"GET UP, GOTTA GO, MOVE ON OR WE'RE GOING TO ARREST YOU."
KELOWNA - Cheralyn Redford is cold.
It’s noon and the temperature in downtown Kelowna is well below freezing. She’d go home if she could, but for more than a year she’s been living on the streets or in a car.
“It sucks,” she says. “I’m on disability… and I don’t get enough to pay rent anywhere in Kelowna.”
Cheralyn is 31 and doesn’t mind being called homeless. She does, however, have a problem with a new bylaw Kelowna City Councillors passed Monday that gives the city and RCMP authority to fine homeless people $50 for sitting, leaning or sleeping on a sidewalk. Even at night.
“We’re homeless, where are we supposed to go?” she asks. “We don’t have any money.”
Redford is breaking the bylaw right now. She's sitting on the sidewalk on Leon Avenue wearing a toque and winter jacket and huddled under a duvet a stranger gave her that morning. She shows a small electric space heater she carries around with her and uses wherever she can find power. But she can never stay long in one place.
“People come along and they kick us out,” she says. “'Get up, gotta go, move on or we’re going to arrest you.'”
She says while she hasn’t heard of anyone being fined yet, the bylaw has already made life more difficult for them.
“You never get a full night sleep because you have to wake up and move,” she says. “We wait until they’re gone then lay down and go back to sleep. I’m not sure where they want us to go.”

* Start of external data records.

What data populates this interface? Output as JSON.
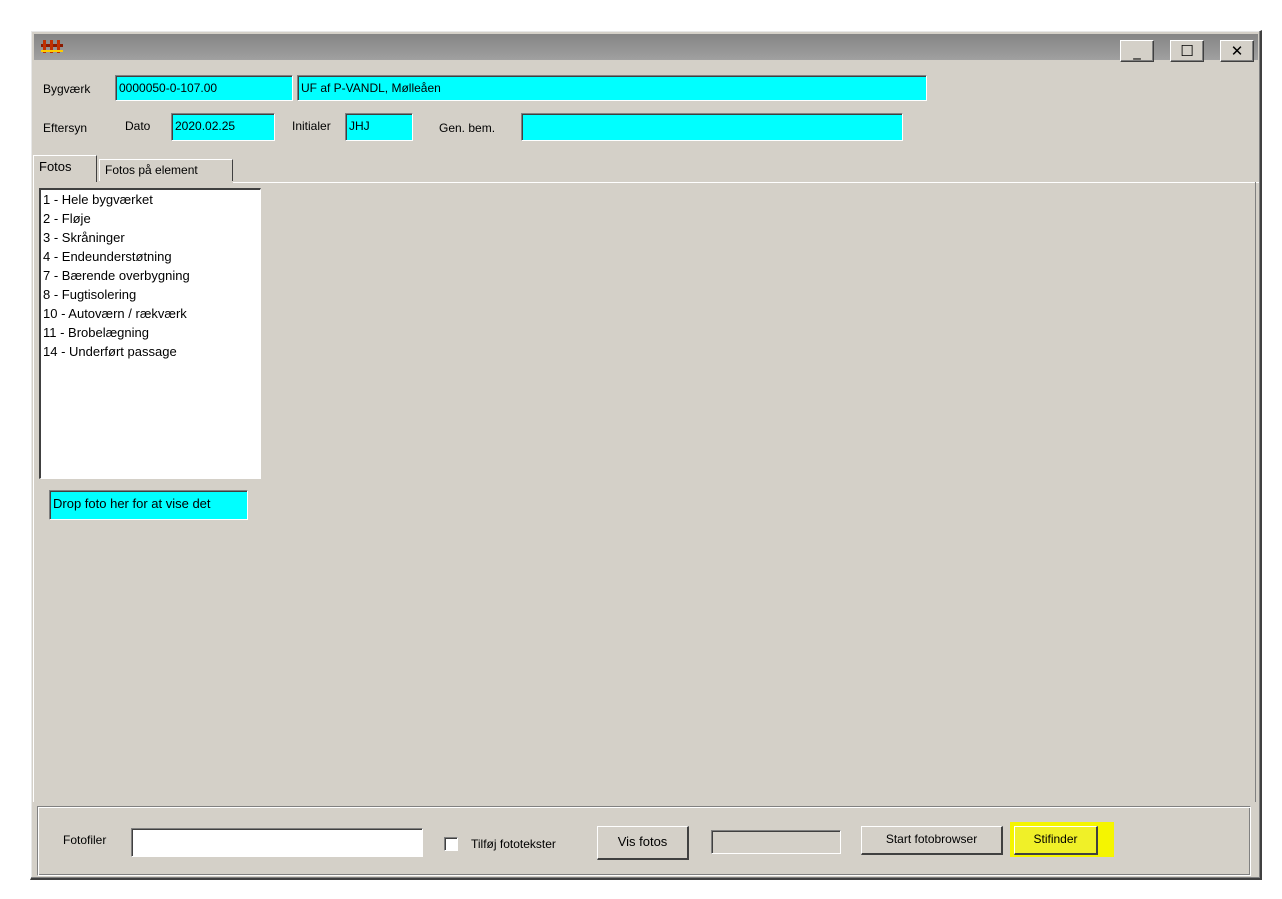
{
  "window": {
    "icon": "bridge-icon",
    "controls": {
      "minimize": "_",
      "maximize": "☐",
      "close": "✕"
    }
  },
  "header": {
    "bygvaerk_label": "Bygværk",
    "bygvaerk_number": "0000050-0-107.00",
    "bygvaerk_name": "UF af P-VANDL, Mølleåen",
    "eftersyn_label": "Eftersyn",
    "dato_label": "Dato",
    "dato_value": "2020.02.25",
    "initialer_label": "Initialer",
    "initialer_value": "JHJ",
    "genbem_label": "Gen. bem.",
    "genbem_value": ""
  },
  "tabs": [
    {
      "label": "Fotos",
      "active": true
    },
    {
      "label": "Fotos på element",
      "active": false
    }
  ],
  "element_list": [
    "1 - Hele bygværket",
    "2 - Fløje",
    "3 - Skråninger",
    "4 - Endeunderstøtning",
    "7 - Bærende overbygning",
    "8 - Fugtisolering",
    "10 - Autoværn / rækværk",
    "11 - Brobelægning",
    "14 - Underført passage"
  ],
  "drop_zone": "Drop foto her for at vise det",
  "footer": {
    "fotofiler_label": "Fotofiler",
    "fotofiler_value": "",
    "checkbox_label": "Tilføj fototekster",
    "checkbox_checked": false,
    "vis_fotos": "Vis fotos",
    "start_fotobrowser": "Start fotobrowser",
    "stifinder": "Stifinder"
  },
  "colors": {
    "field_cyan": "#00ffff",
    "highlight_yellow": "#f5f500",
    "face": "#d4d0c8"
  }
}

The bylaw has its critics. Yesterday, Dec. 5, roughly 100 people sat down in front of City Hall in protest. Council has responded and later this month will consider a $200,000 Homeless-Serving Systems Strategy meant to address the growing number of homeless in the city. Redford calls it a start but says more affordable housing is needed and the bylaw has to go.
The Kelowna Gospel Mission has been full to capacity the last few nights as the temperature plummeted and Redford is one of around 20 people sitting or sleeping on Leon Avenue.
“We don’t want to be outside, we have to be outside,” she says. “(A bylaw) is not going to change the fact that we’re homeless.”